On a good day, I think:
Deciding to relocate and kick-off First Job and the Big Bad here, in Miri, was the best decision that I have made for myself. Because though the growing curve is crazy steep with middling highs and plentiful lows – wisdom and understanding, when they arrive – in baby steps – is aw man… so darn satisfying.
Sometimes I truly feel that I am at a pivotal point in my life – quarter-century in exactly a month; goodness! – and realizing this, I’m glad, sincerely, that I’m experiencing a specific layer of growth right here in this town, at this point in time, and challenged by distinct characters and traits embodied by those I’m surrounded by. No moment in life is a coincidence, that much I’m certain. In this moment, I truly believe that I am exactly where in life that I am supposed to be.
It’s been difficult to write.
Because it’s difficult to talk about loneliness, and even more difficult to articulate why, exactly, and what, exactly, that is so difficult and aching about it. I am honest to a fault, after all, but I hate to be looked apologetically upon. Don’t. I’m not asking for sympathy – that’s not the reason for voicing out my ongoing frustrations and stressor. I’m just, literally, trying.
“No one chooses to grow old alone, I think,” I said out loud, tonight, while in the company of two girls I’ve placed trust upon. Maybe this trust will someday be broken; maybe it will simply corrode with time – but in this moment, I’ve decided to trust. “I think that I think about this a lot these days because I recognize it as a shortcoming; a complex that I have. It matters to me because the outcome matters to me. How do I get to where I want if I constantly fall for those with whom I can’t see any outcome for us?” I let the night’s darkness swallow their unvoiced responses, before choosing to speak again.
“For many years, in all those years I weren’t in a relationship -never bothered and you know why? It wasn’t cos I felt I wasn’t good enough – it was the opposite. I felt that none of the guys I met and knew was good enough; none deserved me. Why do I need to settle for a second-rate version of myself just because everyone – not I – thinks that it’s important to be with someone? I didn’t want to.
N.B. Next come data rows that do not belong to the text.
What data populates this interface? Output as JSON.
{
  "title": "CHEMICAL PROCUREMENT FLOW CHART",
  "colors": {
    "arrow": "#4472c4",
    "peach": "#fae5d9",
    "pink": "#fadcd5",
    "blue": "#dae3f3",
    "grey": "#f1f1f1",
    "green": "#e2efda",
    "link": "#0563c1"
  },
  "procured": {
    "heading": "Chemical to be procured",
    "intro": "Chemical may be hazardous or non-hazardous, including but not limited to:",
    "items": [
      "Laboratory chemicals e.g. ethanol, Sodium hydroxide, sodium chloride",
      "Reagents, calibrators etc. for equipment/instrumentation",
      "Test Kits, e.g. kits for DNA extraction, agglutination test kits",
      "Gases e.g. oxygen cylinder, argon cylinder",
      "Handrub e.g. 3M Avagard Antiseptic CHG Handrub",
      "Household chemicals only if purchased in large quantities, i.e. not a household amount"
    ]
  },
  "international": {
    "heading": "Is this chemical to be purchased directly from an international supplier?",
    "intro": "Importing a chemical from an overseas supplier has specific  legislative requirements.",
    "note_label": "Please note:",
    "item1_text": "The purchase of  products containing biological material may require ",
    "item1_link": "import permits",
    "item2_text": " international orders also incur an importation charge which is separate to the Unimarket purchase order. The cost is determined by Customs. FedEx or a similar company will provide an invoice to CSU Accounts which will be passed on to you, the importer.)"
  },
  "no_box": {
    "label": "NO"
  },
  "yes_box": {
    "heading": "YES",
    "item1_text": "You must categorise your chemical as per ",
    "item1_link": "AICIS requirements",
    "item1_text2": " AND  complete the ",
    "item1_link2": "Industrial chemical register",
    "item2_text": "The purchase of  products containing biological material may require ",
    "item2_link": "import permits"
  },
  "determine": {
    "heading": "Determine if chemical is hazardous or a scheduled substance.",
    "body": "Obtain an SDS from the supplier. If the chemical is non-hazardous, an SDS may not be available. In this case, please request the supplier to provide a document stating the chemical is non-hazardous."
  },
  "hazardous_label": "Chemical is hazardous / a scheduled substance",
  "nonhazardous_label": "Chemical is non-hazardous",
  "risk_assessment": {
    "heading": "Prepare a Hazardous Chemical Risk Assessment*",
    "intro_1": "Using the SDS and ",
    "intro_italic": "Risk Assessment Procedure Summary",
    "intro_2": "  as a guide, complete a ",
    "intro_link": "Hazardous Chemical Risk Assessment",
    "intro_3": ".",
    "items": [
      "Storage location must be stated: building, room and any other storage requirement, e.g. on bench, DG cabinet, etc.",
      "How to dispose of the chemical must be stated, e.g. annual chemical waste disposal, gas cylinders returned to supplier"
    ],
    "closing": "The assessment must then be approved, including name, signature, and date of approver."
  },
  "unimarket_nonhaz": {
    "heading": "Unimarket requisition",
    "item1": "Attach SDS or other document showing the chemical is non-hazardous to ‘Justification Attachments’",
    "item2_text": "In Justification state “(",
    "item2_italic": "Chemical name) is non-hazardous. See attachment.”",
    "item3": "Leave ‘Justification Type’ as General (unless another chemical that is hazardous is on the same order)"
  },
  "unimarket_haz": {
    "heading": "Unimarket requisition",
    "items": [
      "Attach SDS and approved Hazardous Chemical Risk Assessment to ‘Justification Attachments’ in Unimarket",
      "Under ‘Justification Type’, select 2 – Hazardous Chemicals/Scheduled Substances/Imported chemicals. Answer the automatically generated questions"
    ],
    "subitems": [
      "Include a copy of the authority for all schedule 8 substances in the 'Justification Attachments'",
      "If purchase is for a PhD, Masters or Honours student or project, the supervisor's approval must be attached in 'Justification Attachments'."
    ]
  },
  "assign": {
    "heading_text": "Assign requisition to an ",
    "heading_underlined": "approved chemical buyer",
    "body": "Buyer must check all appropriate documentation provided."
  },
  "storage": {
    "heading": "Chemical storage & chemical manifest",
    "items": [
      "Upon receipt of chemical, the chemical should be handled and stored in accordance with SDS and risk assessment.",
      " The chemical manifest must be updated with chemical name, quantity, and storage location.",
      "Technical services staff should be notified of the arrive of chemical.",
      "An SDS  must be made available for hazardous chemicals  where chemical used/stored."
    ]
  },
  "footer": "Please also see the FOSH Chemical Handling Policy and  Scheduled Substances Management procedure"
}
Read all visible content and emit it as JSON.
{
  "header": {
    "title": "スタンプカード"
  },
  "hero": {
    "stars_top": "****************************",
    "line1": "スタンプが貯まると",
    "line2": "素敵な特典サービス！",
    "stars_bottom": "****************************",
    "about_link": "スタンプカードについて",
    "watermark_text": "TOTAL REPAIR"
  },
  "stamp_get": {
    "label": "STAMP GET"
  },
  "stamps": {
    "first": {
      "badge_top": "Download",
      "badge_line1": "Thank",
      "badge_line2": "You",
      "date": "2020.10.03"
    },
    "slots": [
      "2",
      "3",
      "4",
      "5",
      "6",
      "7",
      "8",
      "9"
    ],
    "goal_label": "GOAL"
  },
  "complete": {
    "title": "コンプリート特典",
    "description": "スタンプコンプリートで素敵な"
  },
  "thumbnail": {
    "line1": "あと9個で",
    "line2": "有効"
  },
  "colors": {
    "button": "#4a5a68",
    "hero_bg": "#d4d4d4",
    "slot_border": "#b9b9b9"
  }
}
But now that I’m older and less resistant… whenever I look at those who go in-and-out of relationships, trial-and-error, and those in inter-religious relationships, I think, ‘how do they pull that off’? How do they do it and do so like it’s so easy? Because I don’t know how to do that. Is it because I’m hung up about outcomes, constantly weighing probabilities?”
“I think life is a series of choices,” I said, all fired up now. “Whether circumstantial or deliberate in our decision-making… we are, our lives are, the choices we make. I can do life alone, because generally I do alone really well-“
“What do you mean?”
“-I don’t find ‘alone’ a handicap. As in, that my life – I am – crippled because I’m by myself. I refuse to look at it that way, at least. My life is full; I am a whole person, irrespective alone or if I’m with someone. Maybe because I spent many years traveling solo, generally doing life alone – I’d really like to change this now. I think it’s nice to share the good things about life. I’d like to have a travel buddy; a friend who gets me – who’s on my team, you know what I mean? Someone to share life with.”
Dear God, I hope you’re listening. I don’t mean to complain; I promise I’m trying to be a bigger and better person in 2016. But on good days like today when I am actually moving forward from these thoughts – they always… well. They always annoyingly return in the form of snarky or imposing characters who make it a point to remind me of my singlehood, as if being single is a disease. Worse, they also seem to believe that their sympathy is solicited, when it’s nothing but.
Can we do something about them?
I hope you grant me my person; I wish navigating people isn’t so difficult, cos I’d love to shut up about this already.
I just want to be twenty-five and live. Alone or with someone by my side – I want to be present in any moment, happy.
I’m glad, drowning though I am in (still plentiful) newness, to be here, experiencing this madness period of growth.
I’m glad, not apologetic or regretful, to be here. I’m exactly where I’m supposed to be in both time and space.
It’s an uncomfortable predicament and period – but that’s when one grows the most, isn’t it?
(Let’s do this. Let’s see how far I can take growth for a ride.)